Here is what I think actually matters...

  • Write less code. Ideally, write absolutely no code. Every line is a liability and maintenance overhead. In fact, deleting dead code, obsolete features, or whole systems is the most satisfying thing you can do for your software, and your soul.
  • New tools mostly pick the low-hanging fruit. AI and advanced tooling can write your boilerplate, but they cannot unravel complex business logic or untangle a stakeholder who doesn't understand what they want.
  • Elegance is useless without readability. Your beautifully clever one-liner means absolutely nothing if the rest of the team needs a whiteboard to understand it. Code is read far more than it is written.
  • Complexity is cheap; simplicity is expensive. Any developer can build a convoluted system. Making it simple is where the real skill, and time, goes.
  • Favour boring technology. Leave the shiny new frameworks for your weekend side projects. In production, predictability is a competitive advantage.
  • There is nothing more permanent than a temporary fix. That quick, dirty hack you pushed to unblock the pipeline on a Friday afternoon will outlive us all. Tread carefully.
  • The last person to touch it owns it. Whether you like it or not, fixing a minor bug in a dusty legacy system makes you the resident expert by default.
  • Always leave it better than you found it. Apply the Boy Scout rule relentlessly. Tidy up that stray variable, extract that messy function, and update the documentation while you are there. Small improvements compound.
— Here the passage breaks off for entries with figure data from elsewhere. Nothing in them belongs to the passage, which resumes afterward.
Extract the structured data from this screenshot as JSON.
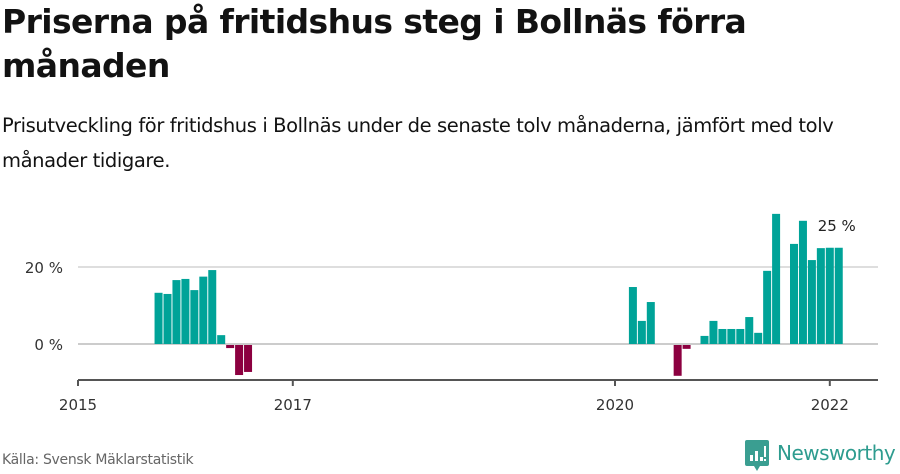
{
  "header": {
    "title": "Priserna på fritidshus steg i Bollnäs förra månaden",
    "subtitle": "Prisutveckling för fritidshus i Bollnäs under de senaste tolv månaderna, jämfört med tolv månader tidigare."
  },
  "footer": {
    "source": "Källa: Svensk Mäklarstatistik",
    "logo_text": "Newsworthy"
  },
  "colors": {
    "positive": "#00A398",
    "negative": "#8C0040",
    "gridline": "#dedede",
    "zeroline": "#cccccc",
    "axis": "#555555",
    "logo": "#2e9c8f"
  },
  "chart_data": {
    "type": "bar",
    "title": "Priserna på fritidshus steg i Bollnäs förra månaden",
    "subtitle": "Prisutveckling för fritidshus i Bollnäs under de senaste tolv månaderna, jämfört med tolv månader tidigare.",
    "xlabel": "",
    "ylabel": "",
    "ylim": [
      -9.5,
      35
    ],
    "y_ticks": [
      {
        "value": 0,
        "label": "0 %"
      },
      {
        "value": 20,
        "label": "20 %"
      }
    ],
    "x_ticks": [
      {
        "date": "2015-01",
        "label": "2015"
      },
      {
        "date": "2017-01",
        "label": "2017"
      },
      {
        "date": "2020-01",
        "label": "2020"
      },
      {
        "date": "2022-01",
        "label": "2022"
      }
    ],
    "xlim": [
      "2015-01",
      "2022-05"
    ],
    "grid": true,
    "annotation": {
      "date": "2022-02",
      "label": "25 %"
    },
    "categories": [
      "2015-10",
      "2015-11",
      "2015-12",
      "2016-01",
      "2016-02",
      "2016-03",
      "2016-04",
      "2016-05",
      "2016-06",
      "2016-07",
      "2016-08",
      "2020-03",
      "2020-04",
      "2020-05",
      "2020-08",
      "2020-09",
      "2020-11",
      "2020-12",
      "2021-01",
      "2021-02",
      "2021-03",
      "2021-04",
      "2021-05",
      "2021-06",
      "2021-07",
      "2021-09",
      "2021-10",
      "2021-11",
      "2021-12",
      "2022-01",
      "2022-02"
    ],
    "values": [
      13.3,
      13.0,
      16.6,
      16.9,
      14.0,
      17.5,
      19.2,
      2.3,
      -0.8,
      -7.8,
      -7.0,
      14.8,
      6.0,
      10.9,
      -8.0,
      -1.0,
      2.1,
      6.0,
      3.9,
      3.9,
      3.9,
      7.0,
      2.9,
      19.0,
      33.8,
      26.0,
      32.0,
      21.8,
      24.9,
      25.0,
      25.0
    ]
  }
}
  • Nobody else cares about tech debt. The business will almost always prioritise what’s visible. You have to take pride in your craft and make space to keep the house in order yourself.
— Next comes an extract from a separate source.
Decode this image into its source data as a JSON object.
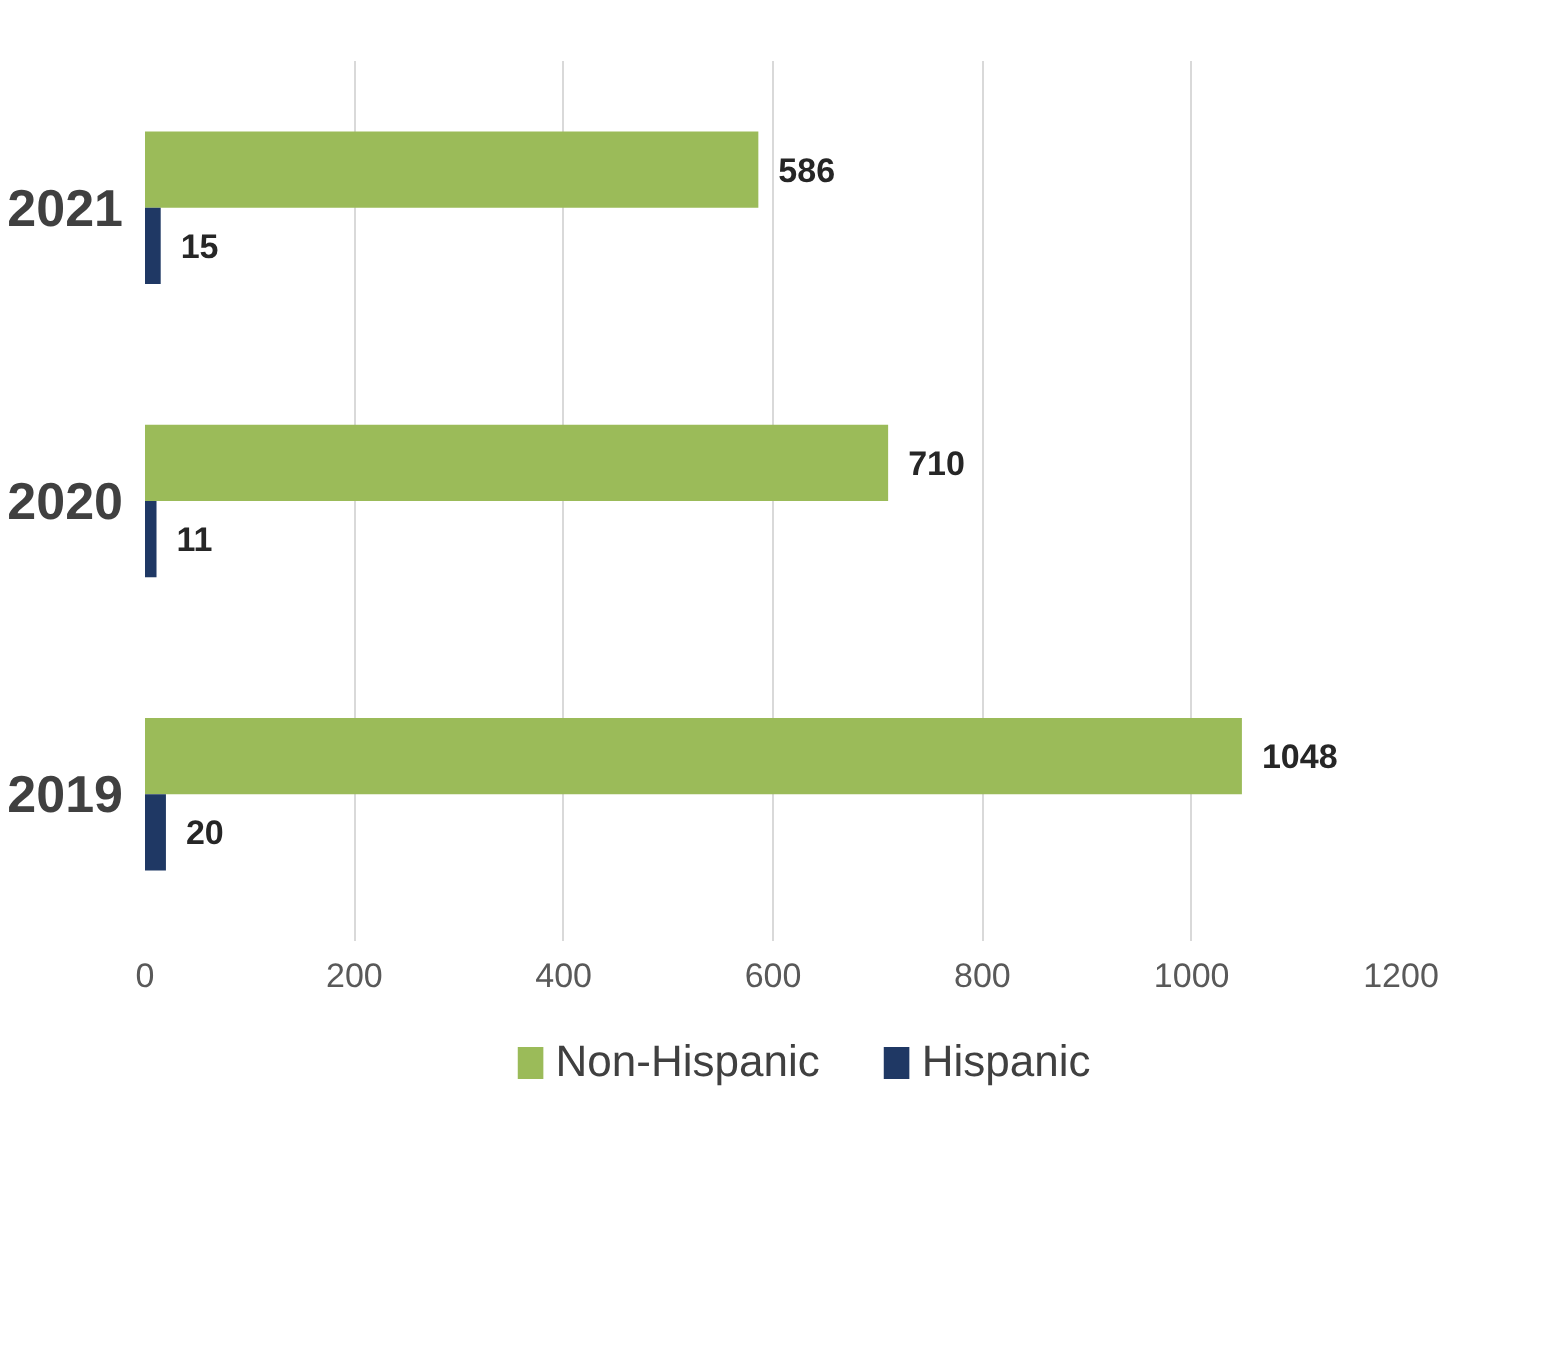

  • Stop waiting for perfect requirements. They will always be vague, contradictory, or missing. Nobody actually knows what they want until they see it, so build something small, learn fast, and adjust.
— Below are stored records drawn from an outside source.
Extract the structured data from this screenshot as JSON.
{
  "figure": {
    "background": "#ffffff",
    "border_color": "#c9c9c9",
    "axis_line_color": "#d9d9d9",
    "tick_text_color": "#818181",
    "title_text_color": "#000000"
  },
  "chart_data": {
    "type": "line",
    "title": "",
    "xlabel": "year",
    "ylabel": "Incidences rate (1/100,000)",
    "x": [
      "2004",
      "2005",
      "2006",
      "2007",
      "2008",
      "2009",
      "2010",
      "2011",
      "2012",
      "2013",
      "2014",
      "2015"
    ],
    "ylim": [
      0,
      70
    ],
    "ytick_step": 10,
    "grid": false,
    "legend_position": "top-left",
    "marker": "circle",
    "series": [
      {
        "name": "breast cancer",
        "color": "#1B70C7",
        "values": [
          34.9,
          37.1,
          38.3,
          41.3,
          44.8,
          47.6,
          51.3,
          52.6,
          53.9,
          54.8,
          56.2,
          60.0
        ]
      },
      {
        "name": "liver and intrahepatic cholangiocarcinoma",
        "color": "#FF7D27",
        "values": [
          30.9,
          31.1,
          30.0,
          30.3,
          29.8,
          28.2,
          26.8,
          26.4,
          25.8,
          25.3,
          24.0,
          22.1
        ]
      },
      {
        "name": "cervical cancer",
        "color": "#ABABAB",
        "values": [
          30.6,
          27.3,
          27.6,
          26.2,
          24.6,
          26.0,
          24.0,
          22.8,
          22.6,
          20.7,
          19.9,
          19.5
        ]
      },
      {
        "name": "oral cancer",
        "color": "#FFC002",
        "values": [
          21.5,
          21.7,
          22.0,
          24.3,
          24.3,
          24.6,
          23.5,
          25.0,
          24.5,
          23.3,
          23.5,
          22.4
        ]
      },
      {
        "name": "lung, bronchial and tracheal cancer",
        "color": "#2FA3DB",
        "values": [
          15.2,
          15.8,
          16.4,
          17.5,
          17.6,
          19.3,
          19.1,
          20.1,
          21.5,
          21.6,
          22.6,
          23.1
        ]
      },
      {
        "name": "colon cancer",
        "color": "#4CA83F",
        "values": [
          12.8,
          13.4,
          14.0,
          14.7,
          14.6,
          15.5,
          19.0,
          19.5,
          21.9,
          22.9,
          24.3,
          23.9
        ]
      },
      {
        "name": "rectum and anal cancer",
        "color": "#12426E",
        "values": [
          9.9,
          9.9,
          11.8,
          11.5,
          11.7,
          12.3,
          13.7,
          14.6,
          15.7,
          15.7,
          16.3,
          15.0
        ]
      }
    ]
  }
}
  • Estimation is mostly waste. Stop obsessing over story points and mythical man-months. The real engineering is in breaking problems down until they’re actually understandable.
  • You don't "just write code." You are an engineer solving complex problems. Act like it. Understand the domain, the costs, and the users.
  • Communication is the job. If you cannot explain the trade-offs of a technical decision to a non-technical stakeholder, the code doesn't matter.
  • Saying "no" is a survival skill. Guard your focus and your time fiercely, or nobody else will respect it.
  • Conway's Law is undefeated. Your systems will mirror your org chart whether you planned it or not. If your teams do not talk to each other, your APIs will not either.
  • Process usually masks a lack of trust. A little process aligns a team; too much process means the organisation doesn't trust its engineers to do their jobs.
  • People rarely change their minds. You cannot win an argument with pure logic if the other person's ego or job is tied to being right. Refactoring people and culture is the hardest legacy system you’ll ever work on.
  • Titles do not equal leadership. The real leaders are the ones people quietly turn to when things go wrong. They give you their time, not their permission, removing roadblocks so you can make the right call yourself.

Ultimately, being a seasoned developer isn't about knowing every design pattern or mastering every technology. It's about navigating the reality that software is built by people, for people. Those original four lines of the Agile Manifesto weren't just guidance; they were a warning.

The tools and the tech stack are the easy part.

The real engineering is everything else.